Menurut satu sumber, ketika McDonald’s tumbuh pesat jumlah gerainya, CEO dalam periode tersebut (sekitar 2000-2002) kurang memperhatikan kinerja masing-masing gerainya yang mengalami penurunan 6-20%. Bahkan ketika evaluasi berkala menunjukkan adanya penurunan kinerja dan kualitas “brand eperience”, bukannya berupaya memperbaiki kinerja dan terus mengukurnya, yang mereka lakukan justru meniadakan evaluasi tersebut. Konon alasannya adalah agar keseluruhan sistem tidak mengalami demoralisasi (ini seperti fenomena burung unta yang menyembunyikan kepalanya).

Tahun 2002 kegiatan penilaian kinerja gerai diimplementasikan kembali. Mereka melakukan evaluasi dan melakukan perbaikan besar-besaran. Jajaran petinggi McD akhirnya menyadari bahwa brand mereka dipersepsi “kuno”, tidak ada “new experience” dari para pelanggan yang sudah dewasa … sehingga muncullah McCafe yang merupakan ide dari Charlie Bell. Interior yang berbeda jauh dengan standar gerai McD disertai dengan kualitas kopi yang baik merupakan salah satu langkah yang berhasil membangun “new experience” dan memperkuat brand McD. 

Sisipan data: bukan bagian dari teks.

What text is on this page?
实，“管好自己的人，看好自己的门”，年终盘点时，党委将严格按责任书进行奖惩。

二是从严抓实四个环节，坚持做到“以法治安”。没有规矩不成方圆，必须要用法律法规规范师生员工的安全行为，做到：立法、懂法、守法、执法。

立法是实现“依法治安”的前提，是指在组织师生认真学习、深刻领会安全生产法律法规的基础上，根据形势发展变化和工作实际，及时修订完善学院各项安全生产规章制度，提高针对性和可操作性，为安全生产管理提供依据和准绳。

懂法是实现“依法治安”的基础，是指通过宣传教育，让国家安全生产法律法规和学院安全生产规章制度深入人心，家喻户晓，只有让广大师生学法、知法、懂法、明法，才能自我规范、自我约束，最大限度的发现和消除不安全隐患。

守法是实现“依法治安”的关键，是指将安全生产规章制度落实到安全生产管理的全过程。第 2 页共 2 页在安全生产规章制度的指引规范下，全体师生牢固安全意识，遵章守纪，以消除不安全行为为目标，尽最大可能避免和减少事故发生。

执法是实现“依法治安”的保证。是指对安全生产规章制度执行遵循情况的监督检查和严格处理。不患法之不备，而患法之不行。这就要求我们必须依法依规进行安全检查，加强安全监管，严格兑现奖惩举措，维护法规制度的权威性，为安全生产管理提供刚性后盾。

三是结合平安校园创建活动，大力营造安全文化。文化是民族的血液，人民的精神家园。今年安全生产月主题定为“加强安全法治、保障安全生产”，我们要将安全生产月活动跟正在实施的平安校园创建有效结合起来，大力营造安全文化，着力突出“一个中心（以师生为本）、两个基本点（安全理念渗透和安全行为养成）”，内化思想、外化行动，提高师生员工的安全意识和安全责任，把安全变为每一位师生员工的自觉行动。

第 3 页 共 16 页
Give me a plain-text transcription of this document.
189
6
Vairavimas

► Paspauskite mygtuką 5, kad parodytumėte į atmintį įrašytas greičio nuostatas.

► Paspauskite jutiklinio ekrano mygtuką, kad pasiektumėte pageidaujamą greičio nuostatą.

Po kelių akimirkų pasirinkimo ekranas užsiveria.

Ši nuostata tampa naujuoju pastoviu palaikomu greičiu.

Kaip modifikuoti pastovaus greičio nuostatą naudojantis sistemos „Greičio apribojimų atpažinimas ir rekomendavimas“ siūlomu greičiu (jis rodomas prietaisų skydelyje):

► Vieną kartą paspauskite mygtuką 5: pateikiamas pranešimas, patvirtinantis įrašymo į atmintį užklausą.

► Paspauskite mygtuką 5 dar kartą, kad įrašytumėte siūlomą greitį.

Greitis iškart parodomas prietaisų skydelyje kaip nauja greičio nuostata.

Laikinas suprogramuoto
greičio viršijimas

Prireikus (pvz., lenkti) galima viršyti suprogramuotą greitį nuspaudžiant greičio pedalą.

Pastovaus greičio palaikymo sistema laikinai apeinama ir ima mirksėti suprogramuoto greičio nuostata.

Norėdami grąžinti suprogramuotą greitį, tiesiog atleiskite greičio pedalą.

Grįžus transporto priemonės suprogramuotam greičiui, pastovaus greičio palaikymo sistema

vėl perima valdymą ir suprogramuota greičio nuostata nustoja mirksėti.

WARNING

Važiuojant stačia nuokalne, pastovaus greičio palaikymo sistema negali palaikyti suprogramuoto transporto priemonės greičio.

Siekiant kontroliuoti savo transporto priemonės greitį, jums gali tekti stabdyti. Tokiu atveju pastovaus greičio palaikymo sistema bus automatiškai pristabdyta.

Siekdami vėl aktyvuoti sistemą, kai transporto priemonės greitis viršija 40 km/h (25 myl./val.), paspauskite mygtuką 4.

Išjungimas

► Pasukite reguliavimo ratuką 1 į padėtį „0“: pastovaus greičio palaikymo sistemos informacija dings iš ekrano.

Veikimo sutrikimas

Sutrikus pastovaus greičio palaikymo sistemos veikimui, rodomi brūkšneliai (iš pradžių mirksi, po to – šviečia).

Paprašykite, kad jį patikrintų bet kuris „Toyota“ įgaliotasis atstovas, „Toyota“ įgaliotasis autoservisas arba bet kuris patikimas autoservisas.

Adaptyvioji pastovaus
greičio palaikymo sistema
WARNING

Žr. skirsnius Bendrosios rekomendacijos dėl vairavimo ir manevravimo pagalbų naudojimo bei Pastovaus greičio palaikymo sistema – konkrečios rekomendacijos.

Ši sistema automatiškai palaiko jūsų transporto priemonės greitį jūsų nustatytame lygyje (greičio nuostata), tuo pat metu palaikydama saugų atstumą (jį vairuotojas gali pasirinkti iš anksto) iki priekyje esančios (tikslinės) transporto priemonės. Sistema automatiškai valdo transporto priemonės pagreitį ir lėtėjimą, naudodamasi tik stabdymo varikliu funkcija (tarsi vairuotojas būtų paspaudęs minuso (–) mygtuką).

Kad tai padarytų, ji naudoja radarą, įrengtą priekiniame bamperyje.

Review seyogyanya dilakukan sesering mungkin, misal setiap bulan. Dengan demikian penyimpangan dapat dideteksi, dan diambil tindakan yang diperlukan, sedini mungkin.

Review, review, review … bagaimana dengan Anda? Kapan terakhir kali anda sebagai terwaralaba maupun pewaralaba melakukan review atau evaluasi terhadap kinerja bisnis anda?